Dr. Navsaria will discuss the critical importance of the first thousand days of life and the key role human relationships and interactions play in that time period. The concepts of toxic stress and how early adversity leads to lifelong issues will be reviewed, with practical examples and discussion of research which highlights these areas. Broad policy and programmatic principles that may help address the issue will also be discussed, providing a practical framework for those who work with children and families.
About the Speaker
Dipesh Navsaria, MPH, MSLIS, MD is a pediatrician working in the public interest. He blends the roles of physician, occasional children's librarian, educator, public health professional and child health advocate. With graduate degrees in public health, children’s librarianship, physician assistant studies, and medicine, he brings a unique combination of interests and experience together.
An associate professor of pediatrics at the University of Wisconsin School of Medicine and Public Health, he has practiced primary care pediatrics in a variety of settings with special interest in underserved populations. With a graduate degree in children’s librarianship, he has the right skill set to be the founding medical director of Reach Out and Read Wisconsin and the founder and director of the Pediatric Early Literacy Projects at the University of Wisconsin. With respect to education, Dr Navsaria is heavily involved in advocacy training for and is frequently involved in medical student and physician assistant education from the clinical arena through myriad small group and lecture formats. He serves as the medical director of the University of Wisconsin–Madison’s physician assistant program, and is also the director of the MD–MPH program.
Dr Navsaria works with the American Academy of Pediatrics on a state level, serving as the current vice-president of the Wisconsin Chapter. He also has served nationally on a number of committees, including being the founding co-chair of the Early Literacy Subcommittee of the Council on Early Childhood. He regularly writes op-eds on health-related topics, does radio and television interviews, and frequently speaks locally, regionally and nationally on early brain and child development, early literacy, and advocacy to a broad variety of audiences. He also has a modest professional presence on social media.
Born in London, England and raised in New York City, Dr Navsaria attended the Bronx High School of Science. His undergraduate education was at Boston University, majoring in Biology and English Literature. He completed a Master’s in Public Health at Boston University and Physician Assistant training at The George Washington University in the District of Columbia. He practiced as a pediatric physician assistant in East Central Illinois before attending medical school at the University of Illinois in Urbana. During his time there, he also completed a master’s degree in library and information science at the University of Illinois, focusing on children’s librarianship. He then completed his residency in pediatrics at the University of Wisconsin Hospitals and Clinics.

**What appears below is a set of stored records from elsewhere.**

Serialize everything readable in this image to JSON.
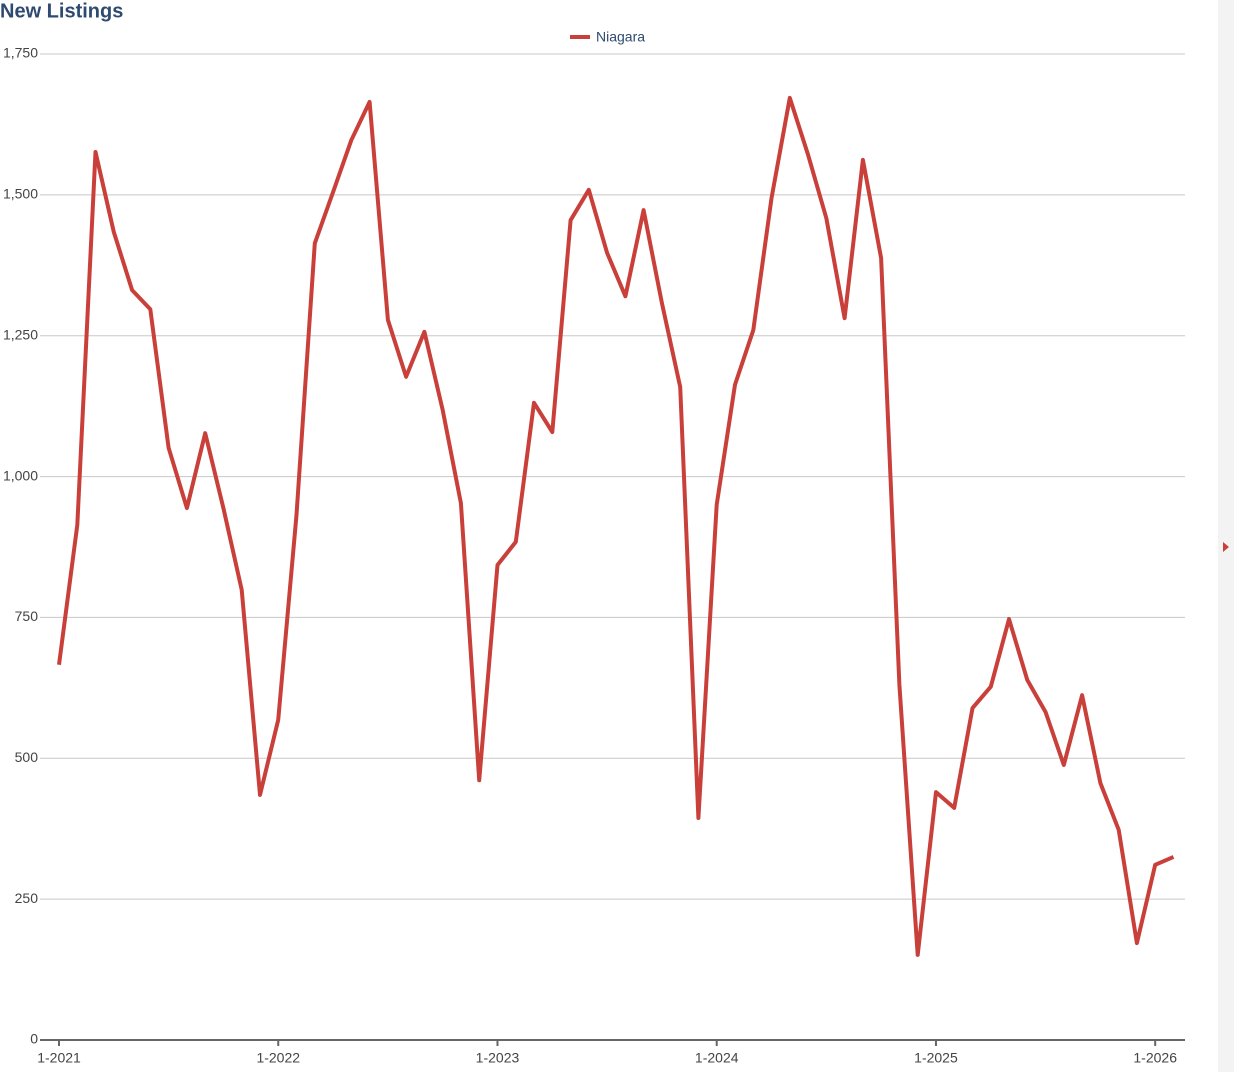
{
  "chart_data": {
    "type": "line",
    "title": "New Listings",
    "categories": [
      "1-2021",
      null,
      null,
      null,
      null,
      null,
      null,
      null,
      null,
      null,
      null,
      null,
      "1-2022",
      null,
      null,
      null,
      null,
      null,
      null,
      null,
      null,
      null,
      null,
      null,
      "1-2023",
      null,
      null,
      null,
      null,
      null,
      null,
      null,
      null,
      null,
      null,
      null,
      "1-2024",
      null,
      null,
      null,
      null,
      null,
      null,
      null,
      null,
      null,
      null,
      null,
      "1-2025",
      null,
      null,
      null,
      null,
      null,
      null,
      null,
      null,
      null,
      null,
      null,
      "1-2026",
      null
    ],
    "series": [
      {
        "name": "Niagara",
        "color": "#c9403a",
        "values": [
          666,
          914,
          1576,
          1434,
          1331,
          1297,
          1051,
          944,
          1077,
          944,
          799,
          435,
          568,
          932,
          1414,
          1505,
          1597,
          1665,
          1278,
          1177,
          1257,
          1118,
          953,
          461,
          843,
          884,
          1131,
          1079,
          1455,
          1509,
          1397,
          1320,
          1473,
          1308,
          1159,
          394,
          950,
          1163,
          1260,
          1494,
          1672,
          1571,
          1459,
          1281,
          1562,
          1388,
          630,
          151,
          440,
          412,
          589,
          627,
          747,
          639,
          582,
          488,
          612,
          456,
          373,
          172,
          311,
          325
        ]
      }
    ],
    "ylim": [
      0,
      1750
    ],
    "yticks": [
      0,
      250,
      500,
      750,
      {
        "value": 1000,
        "label": "1,000"
      },
      {
        "value": 1250,
        "label": "1,250"
      },
      {
        "value": 1500,
        "label": "1,500"
      },
      {
        "value": 1750,
        "label": "1,750"
      }
    ],
    "grid": true,
    "legend": "top"
  }
}
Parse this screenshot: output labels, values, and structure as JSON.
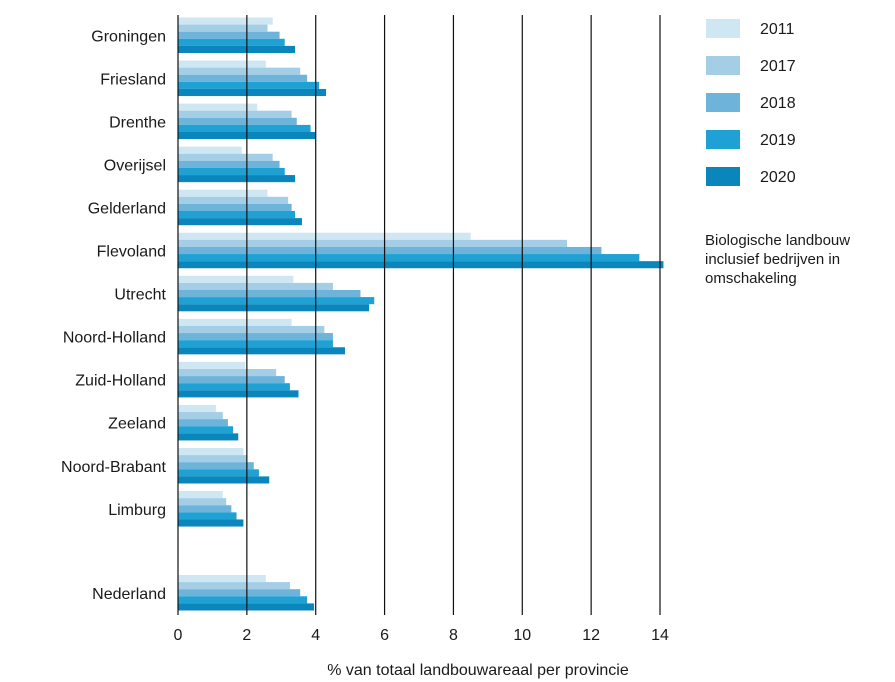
{
  "chart_data": {
    "type": "bar",
    "orientation": "horizontal",
    "xlabel": "% van totaal landbouwareaal per provincie",
    "xlim": [
      0,
      14
    ],
    "xticks": [
      0,
      2,
      4,
      6,
      8,
      10,
      12,
      14
    ],
    "grid": true,
    "legend_position": "top-right",
    "note": [
      "Biologische landbouw",
      "inclusief bedrijven in",
      "omschakeling"
    ],
    "categories": [
      "Groningen",
      "Friesland",
      "Drenthe",
      "Overijsel",
      "Gelderland",
      "Flevoland",
      "Utrecht",
      "Noord-Holland",
      "Zuid-Holland",
      "Zeeland",
      "Noord-Brabant",
      "Limburg",
      "Nederland"
    ],
    "series": [
      {
        "name": "2011",
        "color": "#cfe6f3",
        "values": [
          2.75,
          2.55,
          2.3,
          1.85,
          2.6,
          8.5,
          3.35,
          3.3,
          1.95,
          1.1,
          1.9,
          1.3,
          2.55
        ]
      },
      {
        "name": "2017",
        "color": "#a4cde6",
        "values": [
          2.6,
          3.55,
          3.3,
          2.75,
          3.2,
          11.3,
          4.5,
          4.25,
          2.85,
          1.3,
          2.0,
          1.4,
          3.25
        ]
      },
      {
        "name": "2018",
        "color": "#6db3da",
        "values": [
          2.95,
          3.75,
          3.45,
          2.95,
          3.3,
          12.3,
          5.3,
          4.5,
          3.1,
          1.45,
          2.2,
          1.55,
          3.55
        ]
      },
      {
        "name": "2019",
        "color": "#1fa1d4",
        "values": [
          3.1,
          4.1,
          3.85,
          3.1,
          3.4,
          13.4,
          5.7,
          4.5,
          3.25,
          1.6,
          2.35,
          1.7,
          3.75
        ]
      },
      {
        "name": "2020",
        "color": "#0b86bc",
        "values": [
          3.4,
          4.3,
          4.0,
          3.4,
          3.6,
          14.1,
          5.55,
          4.85,
          3.5,
          1.75,
          2.65,
          1.9,
          3.95
        ]
      }
    ]
  }
}
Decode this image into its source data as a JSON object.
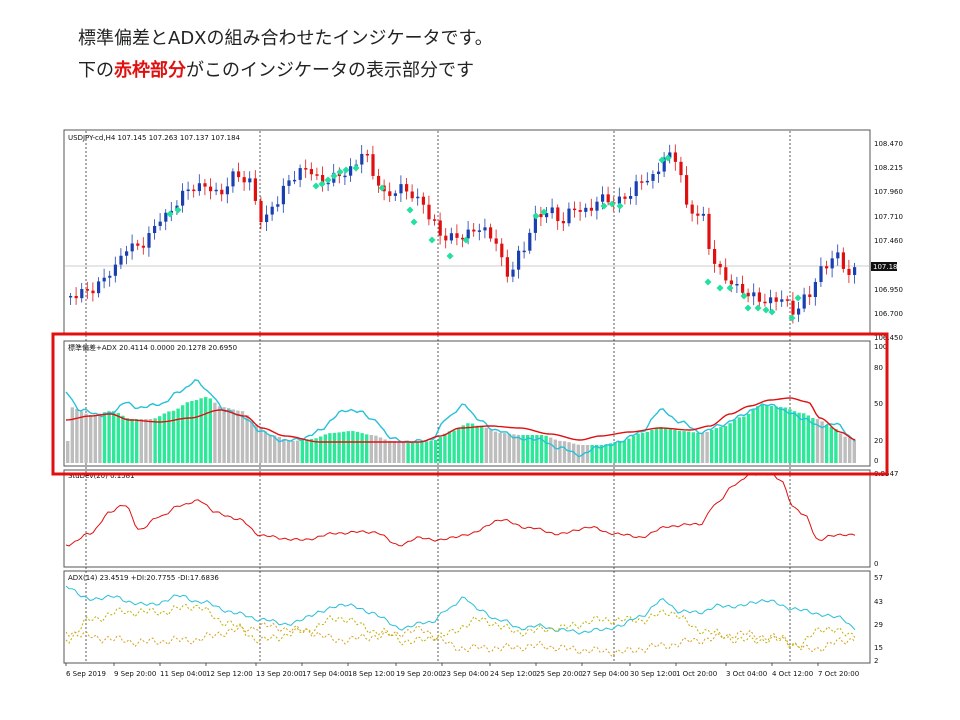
{
  "heading": {
    "line1": "標準偏差とADXの組み合わせたインジケータです。",
    "line2_prefix": "下の",
    "line2_highlight": "赤枠部分",
    "line2_suffix": "がこのインジケータの表示部分です"
  },
  "colors": {
    "bull": "#1a3fb0",
    "bear": "#e01010",
    "marker": "#23e0a0",
    "adx_line": "#28c0d8",
    "red_line": "#e01010",
    "hist_gray": "#bdbdbd",
    "hist_green": "#2ee89a",
    "highlight_frame": "#e01010",
    "plusdi": "#c0b000",
    "minusdi": "#d8a020"
  },
  "main_pane": {
    "header": "USDJPY-cd,H4  107.145 107.263 107.137 107.184",
    "price_labels": [
      "108.470",
      "108.215",
      "107.960",
      "107.710",
      "107.460",
      "107.184",
      "106.950",
      "106.700",
      "106.450"
    ],
    "current_price": "107.184"
  },
  "indicator_pane": {
    "header": "標準偏差+ADX 20.4114 0.0000 20.1278 20.6950",
    "scale": [
      "100",
      "80",
      "50",
      "20",
      "0"
    ]
  },
  "stddev_pane": {
    "header": "StdDev(20) 0.1581",
    "scale": [
      "0.9547",
      "0"
    ]
  },
  "adx_pane": {
    "header": "ADX(14) 23.4519 +DI:20.7755 -DI:17.6836",
    "scale": [
      "57",
      "43",
      "29",
      "15",
      "2"
    ]
  },
  "time_axis": [
    "6 Sep 2019",
    "9 Sep 20:00",
    "11 Sep 04:00",
    "12 Sep 12:00",
    "13 Sep 20:00",
    "17 Sep 04:00",
    "18 Sep 12:00",
    "19 Sep 20:00",
    "23 Sep 04:00",
    "24 Sep 12:00",
    "25 Sep 20:00",
    "27 Sep 04:00",
    "30 Sep 12:00",
    "1 Oct 20:00",
    "3 Oct 04:00",
    "4 Oct 12:00",
    "7 Oct 20:00"
  ]
}
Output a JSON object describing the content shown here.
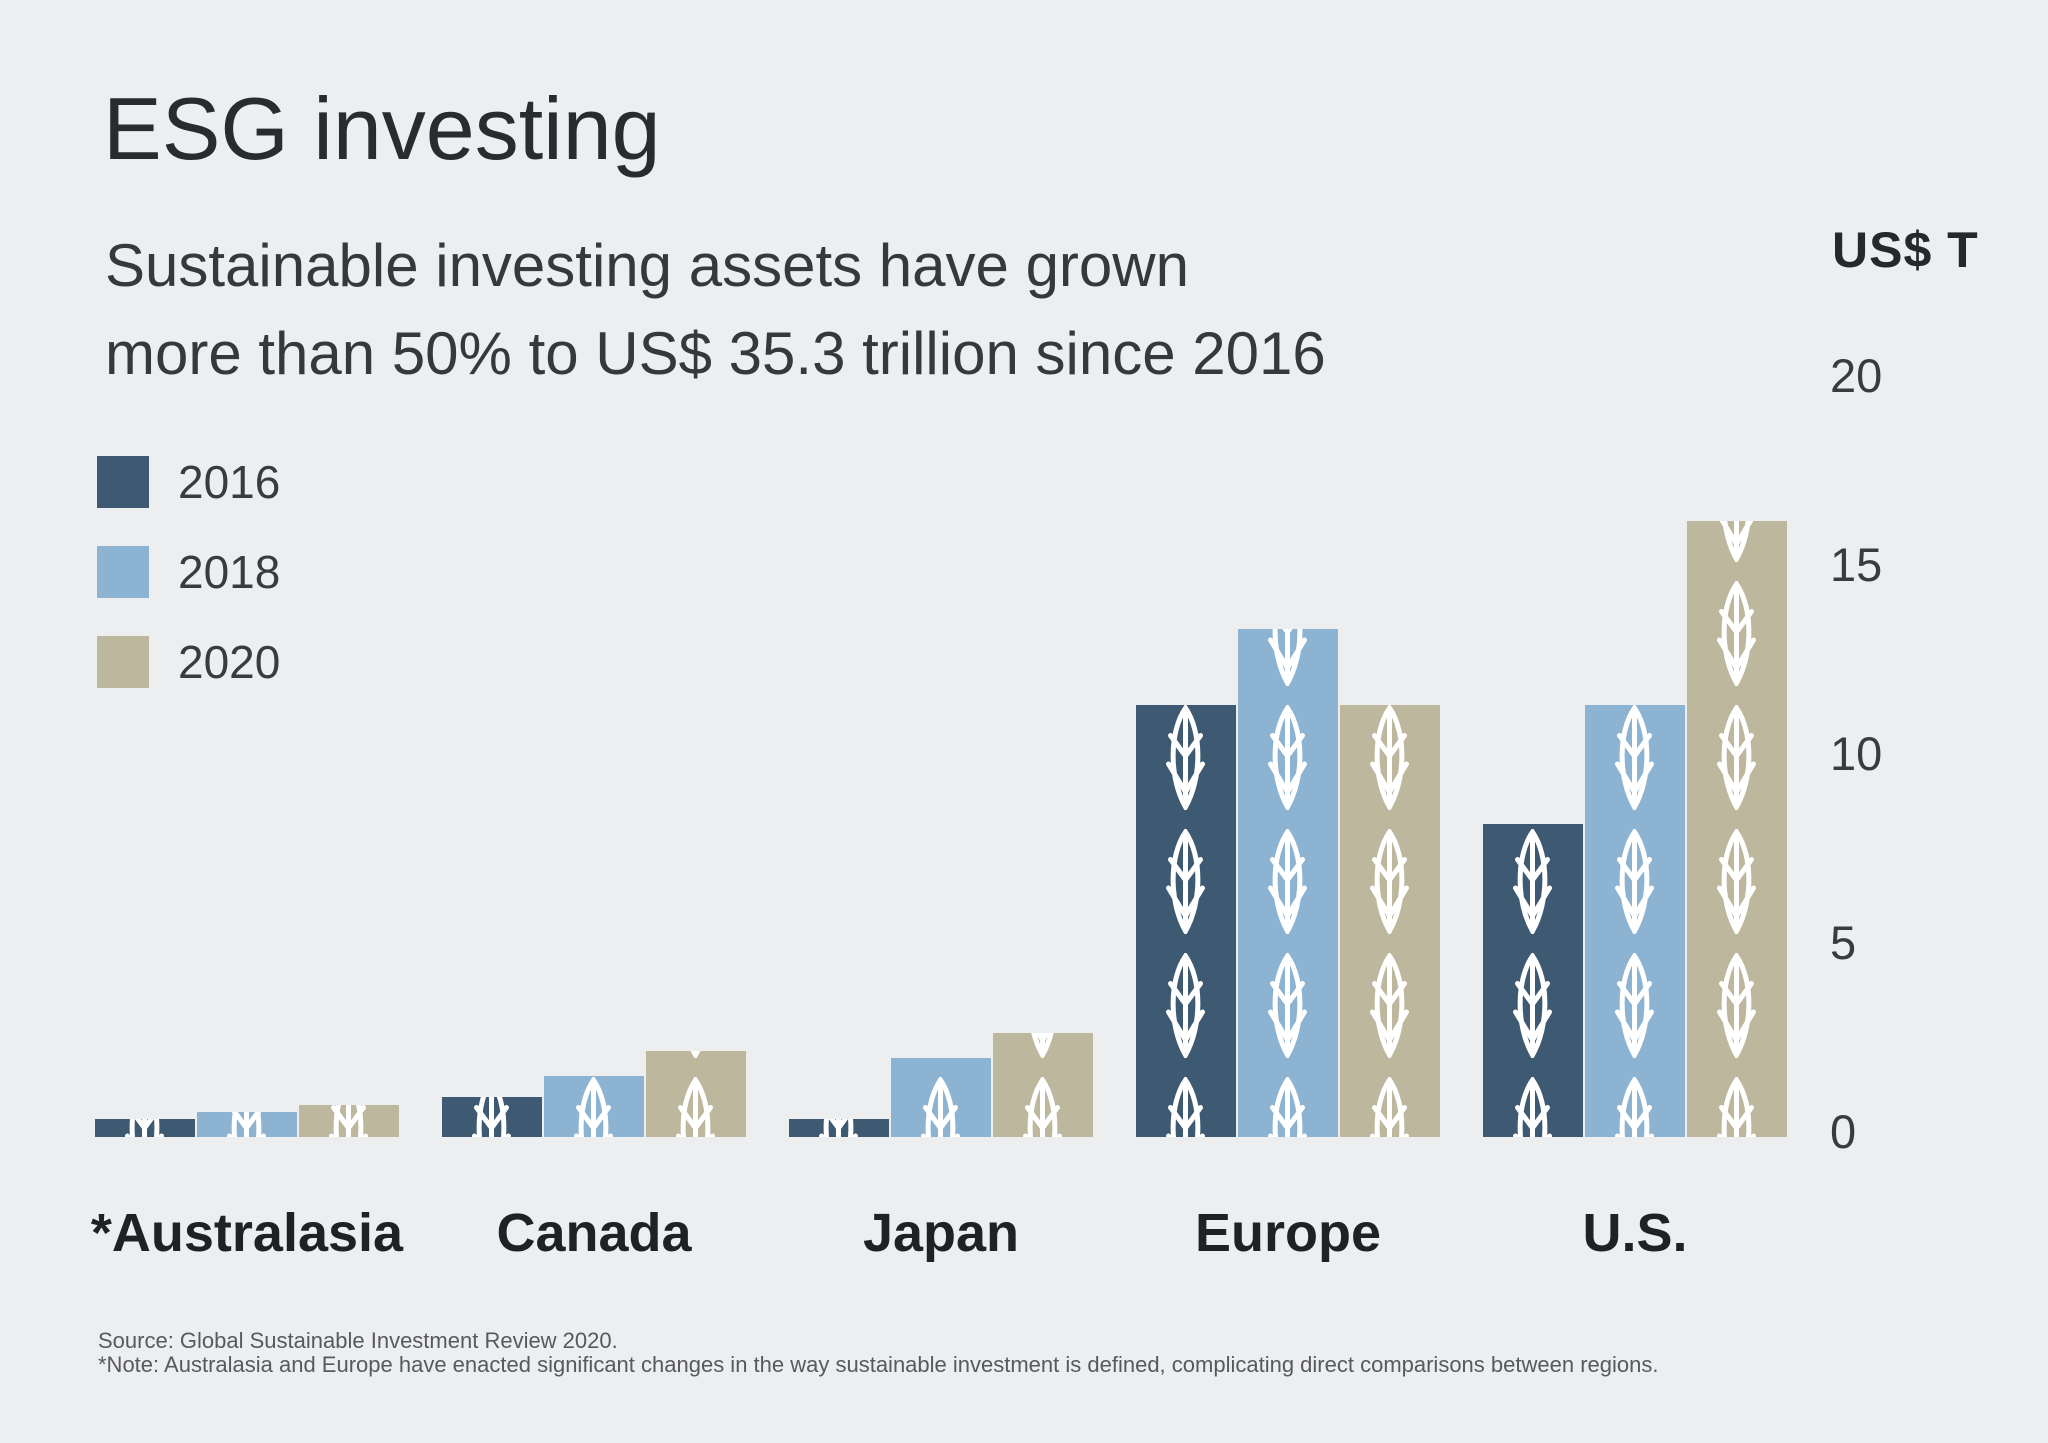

Dr Navsaria also does some work in the common-sense, intelligent application of technology to practical projects and situations. As a devoted user of Apple hardware for over twenty years, Dr Navsaria also cares deeply about visual presentation and typography — information should be clear and beautiful in how it is passed on.
Committed to understanding how basic science can translate into busy primary-care settings via population health concepts and policy initiatives, Dr Navsaria aims to educate the next generation of those who work with children and families in realizing how their professional roles include being involved in larger concepts of social policy and how they may affect the cognitive and socioemotional development of children for their future benefit.
He lives in Madison, Wisconsin with his family. He has a lovely, supportive wife and two children.They not only put up with his sense of humor, they encourage it! Well, at least his wife does — his teenage children now just roll their eyes.